Sofferenze, prove, afflizioni. La nostra vita di preghiera può essere raffreddata anche da prove e da dolori. Giacomo (1:4) ci esorta a considerare lo scopo di perfezionamento che hanno le prove e quindi a vederle dal punto di vista di Dio.
Il peccato non confessato. Ci sono tanti modi nei quali possiamo peccare. Ma quello che “secca” la nostra comunione con Dio e con i fratelli, e dunque anche la nostra vita di preghiera, è quando non confessiamo e non abbandoniamo subito il nostro peccato; quando usiamo tolleranza, indulgenza e lentezza verso noi stessi lasciando irrisolte questioni che dobbiamo mettere a posto. I peccati non confessati e i peccati nascosti producono effetti devastanti nella nostra vita interiore: producono col tempo insensibilità, indifferenza e durezza alla voce dello Spirito, alla Parola di Dio e alle autorità spirituali.
La mancanza di misericordia e di perdono. “Chi chiude l’orecchio al grido del povero, griderà anch’egli, e non gli sarà risposto” (Prov. 21:13).
Nella vita cristiana incontriamo ad ogni piè sospinto persone diverse da noi, deboli e fragili in aspetti fondamentali del loro carattere, immature e lente. Incontriamo persone spinose, aspre, scorbutiche; incontriamo persone che non hanno nessuna speranza di vittoria “naturale” in questa vita. Avere le “viscere di misericordia” del nostro Dio è fondamentale per continuare sereni nella nostra vita di relazione con Lui e con gli altri.

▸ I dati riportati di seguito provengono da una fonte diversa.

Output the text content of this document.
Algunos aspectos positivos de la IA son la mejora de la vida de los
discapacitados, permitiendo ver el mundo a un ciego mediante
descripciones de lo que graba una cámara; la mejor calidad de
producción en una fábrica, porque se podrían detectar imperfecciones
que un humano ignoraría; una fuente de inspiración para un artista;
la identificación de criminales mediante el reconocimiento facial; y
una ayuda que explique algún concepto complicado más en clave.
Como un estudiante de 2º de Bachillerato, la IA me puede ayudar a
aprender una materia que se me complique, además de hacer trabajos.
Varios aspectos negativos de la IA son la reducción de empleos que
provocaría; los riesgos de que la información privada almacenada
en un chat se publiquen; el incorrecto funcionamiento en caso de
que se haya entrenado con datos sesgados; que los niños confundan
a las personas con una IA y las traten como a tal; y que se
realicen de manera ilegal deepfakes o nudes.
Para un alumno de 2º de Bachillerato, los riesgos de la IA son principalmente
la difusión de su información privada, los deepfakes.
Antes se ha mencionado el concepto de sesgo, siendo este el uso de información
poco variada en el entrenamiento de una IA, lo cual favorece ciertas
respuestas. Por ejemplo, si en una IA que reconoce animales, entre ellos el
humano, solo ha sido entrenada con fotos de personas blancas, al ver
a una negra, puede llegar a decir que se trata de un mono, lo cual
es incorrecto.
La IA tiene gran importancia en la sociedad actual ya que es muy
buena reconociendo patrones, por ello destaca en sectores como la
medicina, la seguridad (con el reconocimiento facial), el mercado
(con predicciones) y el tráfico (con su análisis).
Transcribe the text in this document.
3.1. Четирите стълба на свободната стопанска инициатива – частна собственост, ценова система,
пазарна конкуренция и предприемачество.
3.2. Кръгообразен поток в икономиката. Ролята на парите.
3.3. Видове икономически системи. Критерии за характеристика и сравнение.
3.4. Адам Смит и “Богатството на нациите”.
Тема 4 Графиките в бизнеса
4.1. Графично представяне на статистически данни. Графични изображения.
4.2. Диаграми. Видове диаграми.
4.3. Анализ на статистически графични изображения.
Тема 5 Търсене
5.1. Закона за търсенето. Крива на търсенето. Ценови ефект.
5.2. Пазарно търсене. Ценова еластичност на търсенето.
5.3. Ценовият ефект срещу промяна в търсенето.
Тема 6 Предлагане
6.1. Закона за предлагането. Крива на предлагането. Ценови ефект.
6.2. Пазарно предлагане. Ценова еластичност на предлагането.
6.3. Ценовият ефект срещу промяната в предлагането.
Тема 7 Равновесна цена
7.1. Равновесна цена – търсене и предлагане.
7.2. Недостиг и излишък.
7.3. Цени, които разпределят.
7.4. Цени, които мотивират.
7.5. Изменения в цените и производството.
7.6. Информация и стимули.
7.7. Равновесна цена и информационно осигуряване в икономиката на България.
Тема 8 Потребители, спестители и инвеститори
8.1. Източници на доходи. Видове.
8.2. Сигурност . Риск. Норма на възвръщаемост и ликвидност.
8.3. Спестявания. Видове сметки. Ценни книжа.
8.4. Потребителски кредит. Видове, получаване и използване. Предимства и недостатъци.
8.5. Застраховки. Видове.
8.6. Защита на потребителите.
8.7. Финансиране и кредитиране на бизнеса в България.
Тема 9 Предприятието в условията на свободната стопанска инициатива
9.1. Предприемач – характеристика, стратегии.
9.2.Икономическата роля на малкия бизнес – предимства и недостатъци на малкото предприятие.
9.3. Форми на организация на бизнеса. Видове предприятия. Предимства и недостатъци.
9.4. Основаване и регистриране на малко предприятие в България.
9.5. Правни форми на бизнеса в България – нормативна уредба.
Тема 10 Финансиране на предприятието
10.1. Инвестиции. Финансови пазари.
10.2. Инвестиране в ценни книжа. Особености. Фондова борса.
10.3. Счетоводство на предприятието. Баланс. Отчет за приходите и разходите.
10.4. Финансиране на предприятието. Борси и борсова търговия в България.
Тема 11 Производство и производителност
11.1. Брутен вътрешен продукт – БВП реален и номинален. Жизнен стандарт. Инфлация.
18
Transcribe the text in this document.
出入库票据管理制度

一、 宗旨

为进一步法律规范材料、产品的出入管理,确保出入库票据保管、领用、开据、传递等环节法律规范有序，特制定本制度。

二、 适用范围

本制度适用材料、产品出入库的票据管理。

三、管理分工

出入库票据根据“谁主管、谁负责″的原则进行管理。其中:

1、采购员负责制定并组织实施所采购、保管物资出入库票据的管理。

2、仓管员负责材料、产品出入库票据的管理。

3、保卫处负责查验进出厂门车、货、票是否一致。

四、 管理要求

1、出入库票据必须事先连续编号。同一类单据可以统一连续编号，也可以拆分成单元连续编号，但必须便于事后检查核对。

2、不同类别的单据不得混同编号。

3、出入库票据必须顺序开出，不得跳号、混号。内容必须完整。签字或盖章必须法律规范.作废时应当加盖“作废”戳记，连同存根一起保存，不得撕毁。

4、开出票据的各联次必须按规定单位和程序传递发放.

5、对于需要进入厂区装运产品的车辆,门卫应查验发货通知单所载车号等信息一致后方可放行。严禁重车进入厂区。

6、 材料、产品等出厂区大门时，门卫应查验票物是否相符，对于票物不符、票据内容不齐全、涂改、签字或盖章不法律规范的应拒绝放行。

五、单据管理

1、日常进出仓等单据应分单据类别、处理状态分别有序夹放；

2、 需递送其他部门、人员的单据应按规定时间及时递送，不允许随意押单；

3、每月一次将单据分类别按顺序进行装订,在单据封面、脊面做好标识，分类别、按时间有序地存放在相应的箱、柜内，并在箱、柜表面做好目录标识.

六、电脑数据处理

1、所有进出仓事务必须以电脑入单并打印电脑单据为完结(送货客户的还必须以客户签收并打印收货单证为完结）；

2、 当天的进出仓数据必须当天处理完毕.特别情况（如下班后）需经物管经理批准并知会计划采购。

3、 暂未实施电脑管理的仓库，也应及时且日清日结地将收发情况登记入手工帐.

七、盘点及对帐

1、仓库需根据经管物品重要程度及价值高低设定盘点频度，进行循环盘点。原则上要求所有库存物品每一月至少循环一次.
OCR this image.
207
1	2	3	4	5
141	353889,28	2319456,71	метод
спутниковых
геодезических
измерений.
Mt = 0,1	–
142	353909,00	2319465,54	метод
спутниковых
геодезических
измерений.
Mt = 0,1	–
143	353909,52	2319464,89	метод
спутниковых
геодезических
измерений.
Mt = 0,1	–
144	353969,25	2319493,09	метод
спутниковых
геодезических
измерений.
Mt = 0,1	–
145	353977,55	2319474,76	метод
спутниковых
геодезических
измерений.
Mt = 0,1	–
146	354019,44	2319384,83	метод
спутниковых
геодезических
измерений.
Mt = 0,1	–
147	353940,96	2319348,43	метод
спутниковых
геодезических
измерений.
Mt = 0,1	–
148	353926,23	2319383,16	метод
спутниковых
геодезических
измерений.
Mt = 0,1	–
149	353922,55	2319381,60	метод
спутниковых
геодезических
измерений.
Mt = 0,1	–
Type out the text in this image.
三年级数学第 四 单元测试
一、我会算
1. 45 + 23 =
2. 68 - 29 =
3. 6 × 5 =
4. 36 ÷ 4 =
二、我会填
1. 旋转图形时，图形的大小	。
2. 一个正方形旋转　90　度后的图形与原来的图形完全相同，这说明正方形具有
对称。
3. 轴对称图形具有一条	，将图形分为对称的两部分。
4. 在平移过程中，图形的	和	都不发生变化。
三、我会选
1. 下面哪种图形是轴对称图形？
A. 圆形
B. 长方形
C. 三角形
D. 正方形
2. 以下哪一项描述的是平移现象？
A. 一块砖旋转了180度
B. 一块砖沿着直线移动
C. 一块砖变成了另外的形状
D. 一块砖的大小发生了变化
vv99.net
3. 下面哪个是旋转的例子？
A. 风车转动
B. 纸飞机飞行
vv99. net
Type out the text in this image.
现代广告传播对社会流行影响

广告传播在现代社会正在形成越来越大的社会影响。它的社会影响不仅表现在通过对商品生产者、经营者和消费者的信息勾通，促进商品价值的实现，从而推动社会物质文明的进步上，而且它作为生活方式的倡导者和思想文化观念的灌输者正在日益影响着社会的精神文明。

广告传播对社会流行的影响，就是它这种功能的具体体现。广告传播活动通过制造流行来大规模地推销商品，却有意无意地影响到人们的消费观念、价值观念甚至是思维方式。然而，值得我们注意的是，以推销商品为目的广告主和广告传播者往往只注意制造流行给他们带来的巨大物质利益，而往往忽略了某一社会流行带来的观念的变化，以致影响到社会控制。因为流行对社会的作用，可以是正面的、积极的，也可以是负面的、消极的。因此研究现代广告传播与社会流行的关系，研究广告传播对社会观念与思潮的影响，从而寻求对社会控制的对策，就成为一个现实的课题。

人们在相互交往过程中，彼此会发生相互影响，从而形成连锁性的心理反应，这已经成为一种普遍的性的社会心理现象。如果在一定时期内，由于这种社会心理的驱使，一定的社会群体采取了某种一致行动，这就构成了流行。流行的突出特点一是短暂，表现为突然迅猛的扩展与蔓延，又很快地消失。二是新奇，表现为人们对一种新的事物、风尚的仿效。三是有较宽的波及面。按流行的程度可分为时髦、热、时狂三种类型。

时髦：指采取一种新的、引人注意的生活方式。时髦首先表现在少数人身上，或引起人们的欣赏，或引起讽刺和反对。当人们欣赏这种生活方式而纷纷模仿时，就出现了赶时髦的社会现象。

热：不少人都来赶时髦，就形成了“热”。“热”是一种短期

“Anche voi, mariti, vivete insieme alle vostre mogli col riguardo dovuto alla donna, come a un vaso più delicato. Onoratele, poiché anch’esse sono eredi con voi della grazia della vita, affinché le vostre preghiere non siano impedite” (1° Pt. 3:7).
Rapporti affettivi “particolari” (non necessariamente spinti sino alla consumazione dell’adulterio) con persone dell’altro sesso al di fuori del matrimonio creano impedimenti spirituali nella nostra vita di preghiera.
Maltrattamenti, asprezze, chiusure e mancanza di tatto, gentilezza e misericordia nel rapporto di coppia creano impedimenti spirituali nella nostra vita di preghiera. Il Signore non può ascoltarci. Le nostre preghiere si fermano al soffitto.
Disordine
Un’ultima causa di frustrazione per la nostra vita di preghiera è il disordine della nostra giornata. Ascoltiamo il consiglio di Wilfred Monod: “È quindi importante mettere da parte un tempo definito per la preghiera, altrimenti il torrente degli impegni quotidiani inesorabilmente riempie, l’una dopo l’altra, tutte le ore che incontra sul suo cammino. Pertanto è naturale e intelligente continuare con la vecchia tradizione, così semplice, così saggia, che mette da parte almeno i primi e gli ultimi momenti di ogni giorno per la preghiera” (da Silence et prière).
Diversi di noi hanno bisogno di rallentare il ritmo e ridurre le attività, anche ministeriali, della nostra giornata, per fare spazio alla preghiera. L’eccesso di lavoro e l’attivismo uccidono la preghiera. Il riposo nasce dalla decisione di fare solo “le opere che Iddio ha innanzi preparate” per me (Ef. 2:10).
La formula del successo
Ho considerato finora diversi aspetti “esterni” che facilitano la vita di preghiera. Guardiamo adesso agli aspetti “interni”, che sono fondamentali.
Ci sono alcune attitudini interiori che fanno da premesse indispensabili per lo sviluppo armonioso di una vita di preghiera.
- Uno spirito rotto e contrito (Salmo 34:18, 51:17; Isaia 57:15, 66:2; 2° Cron. 7:14).
- Il cuore rivolto a Dio. “ Voi mi cercherete e mi troverete perché mi cercherete con tutto il cuore, e io mi lascerò trovare” (Ger. 29:13).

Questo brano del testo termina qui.